Que cette polysémie, cette confusion du sens et des sens soit des exercices périlleux, c’est ce que nous rappelle la très impressionnante section consacrée à l’art brut et aux plus belles feuilles (Allemagne oblige) de la collection du docteur Prinzhorn, récemment réinstallée à l’université d’Heidelberg. Le visage-nuage et les visages-paysages des malades nous rappellent, si besoin était, que la paranoïa, même si elle est la marque, selon Lacan lui-même, du style, peut être un chemin sans retour.

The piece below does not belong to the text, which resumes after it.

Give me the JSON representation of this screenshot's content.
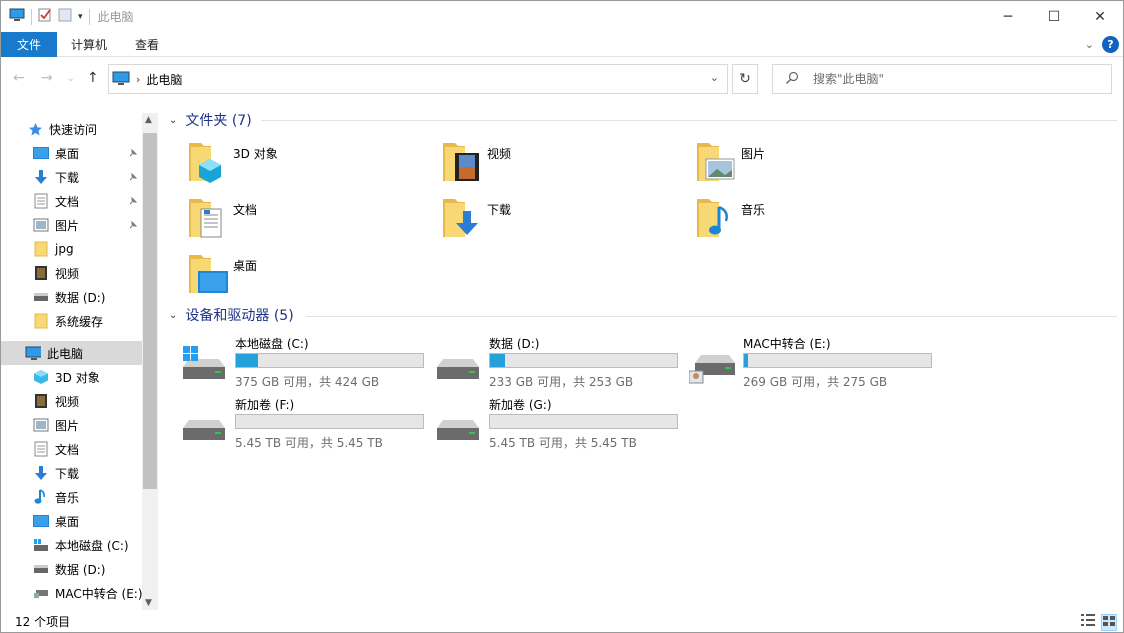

Dali lui-même, avec L’Énigme sans fin, est bien conscient des dangers du procédé. Suivant de peu La Métamorphose de Narcisse (Tate Gallery) qui signale, comme son titre l’indique, le passage du regard paranoïaque, narcissique par excellence au regard adulte, sous le signe de sa muse Gala,
L’Énigme sans fin sonne paradoxalement la fin d’une époque. À droite du tableau (qui n’a droit à aucun commentaire dans le catalogue), se distingue, le demi-visage de Gala, dont l’œil exorbité signale le retour à l’ordre du regard. Dans le catalogue de l’exposition de Julien Lévy, Dali avoue pour la première fois son allégeance à Vinci et Archimboldo et se range dans une histoire de l’art qui cautionne d’autant mieux son retour au classicisme. L’inconscient livre ici sa dernière bataille contre la forme. Au centre du chaos labyrinthique d’Énigme sans fin, Dali tue son Minotaure et s’échappe grâce à sa nouvelle Ariane, vers un monde classique de carton sous le signe de Vermeer, de Raphaël et de Palladio.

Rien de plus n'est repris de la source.